O que os pesquisadores nos dizem aponta em que medida somos parte de um fenômeno mundial e em que medida, temos a nossa própria tragédia. Um dos grandes méritos desses estudos é estabelecer marcos, que ajudem a entender o DNA da violência nos estádios brasileiros. Parece haver consenso de que o momento que serviu de gatilho para o fenômeno foi a chamada “Batalha Campal do Pacaembu”, em agosto de 1995. A partir dali, o que se suspeitava – o termo “torcida organizada” – representava um perigo de fato. A começar pelos números. Entre 1991 e 1995, apenas a Gaviões da Fiel passou de 12 mil para 46 mil associados. A faixa etária de filiação que mais cresce é dos 12 aos 18 anos. O número de mortes nos estádios, da mesma maneira, duplicou a cada ano da década de 1990.

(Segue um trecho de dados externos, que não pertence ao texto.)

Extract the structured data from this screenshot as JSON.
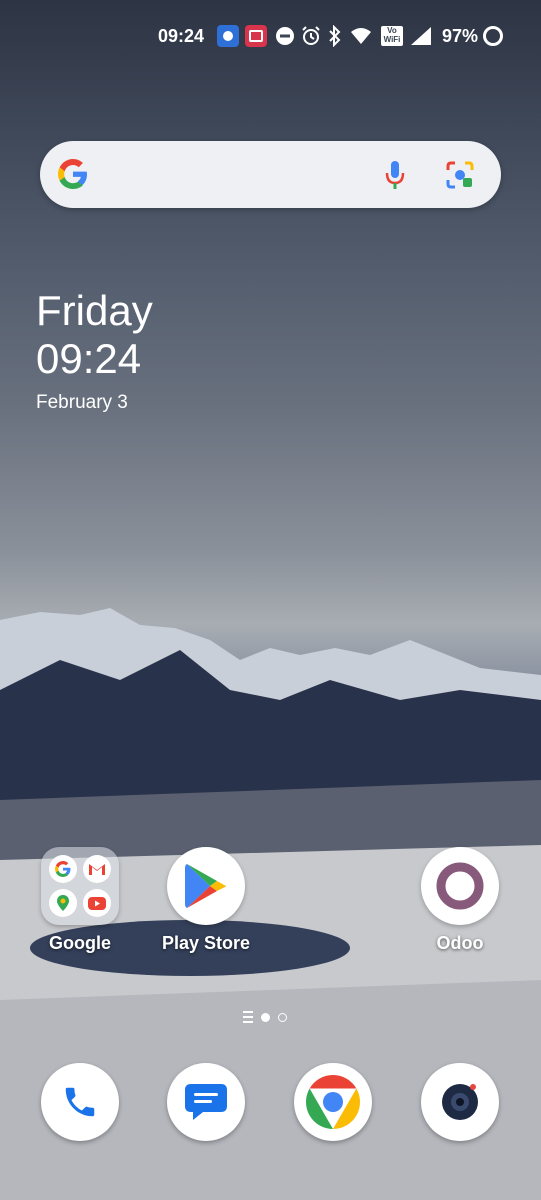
{
  "status_bar": {
    "time": "09:24",
    "battery": "97%",
    "icons": [
      "focus-mode-icon",
      "screen-record-icon",
      "do-not-disturb-icon",
      "alarm-icon",
      "bluetooth-icon",
      "wifi-icon",
      "vowifi-icon",
      "signal-icon",
      "battery-icon"
    ],
    "vowifi_text": "Vo\nWiFi"
  },
  "search_bar": {
    "icons": [
      "google-logo-icon",
      "microphone-icon",
      "lens-camera-icon"
    ]
  },
  "clock_widget": {
    "day": "Friday",
    "time": "09:24",
    "date": "February 3"
  },
  "apps": [
    {
      "label": "Google",
      "icon": "google-folder-icon"
    },
    {
      "label": "Play Store",
      "icon": "play-store-icon"
    },
    {
      "label": "Odoo",
      "icon": "odoo-icon"
    }
  ],
  "dock": [
    {
      "icon": "phone-icon"
    },
    {
      "icon": "messages-icon"
    },
    {
      "icon": "chrome-icon"
    },
    {
      "icon": "camera-icon"
    }
  ],
  "colors": {
    "google_blue": "#4285F4",
    "google_red": "#EA4335",
    "google_yellow": "#FBBC05",
    "google_green": "#34A853",
    "odoo_purple": "#875A7B"
  }
}
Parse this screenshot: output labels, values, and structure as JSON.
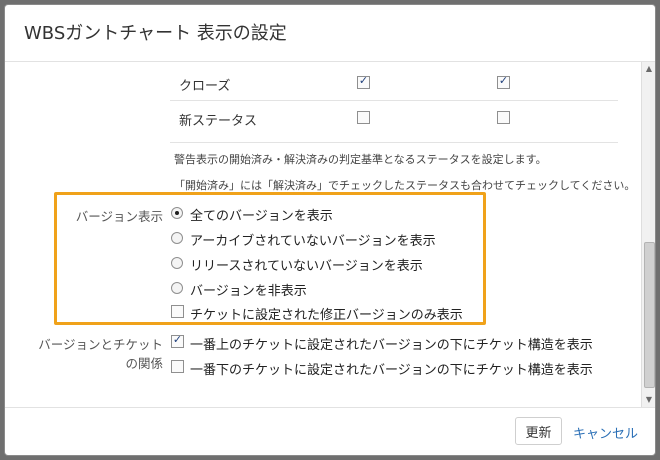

As razões europeias são tantas. As nossas, incluem as mudanças bruscas passadas pelo país na década de 1960, o inchaço da periferia e a maneira brutal como milhões de moradores das franjas foram se vendo à parte da escola, da saúde, do trabalho. Some-se a esses ingredientes a agressividade da sociedade do consumo, insuflando o que Gilles Lipovetsky chamou de “era do vazio”. Difícil negar que o torcedor ensandecido, infiltrado na massa, não aja movido por essa soma de produtos. Como diz o pesquisador Carlos Alberto Máximo Pimenta, da Universidade de Taubaté, a desorganização da sociedade brasileira, a partir da década de 1970, colaborou no esvaziamento no sentido do coletivo. Fato mundial? Claro – agravado pela pólvora que lhe acrescentamos. Armamos a bomba, que a desarmemos em seguida.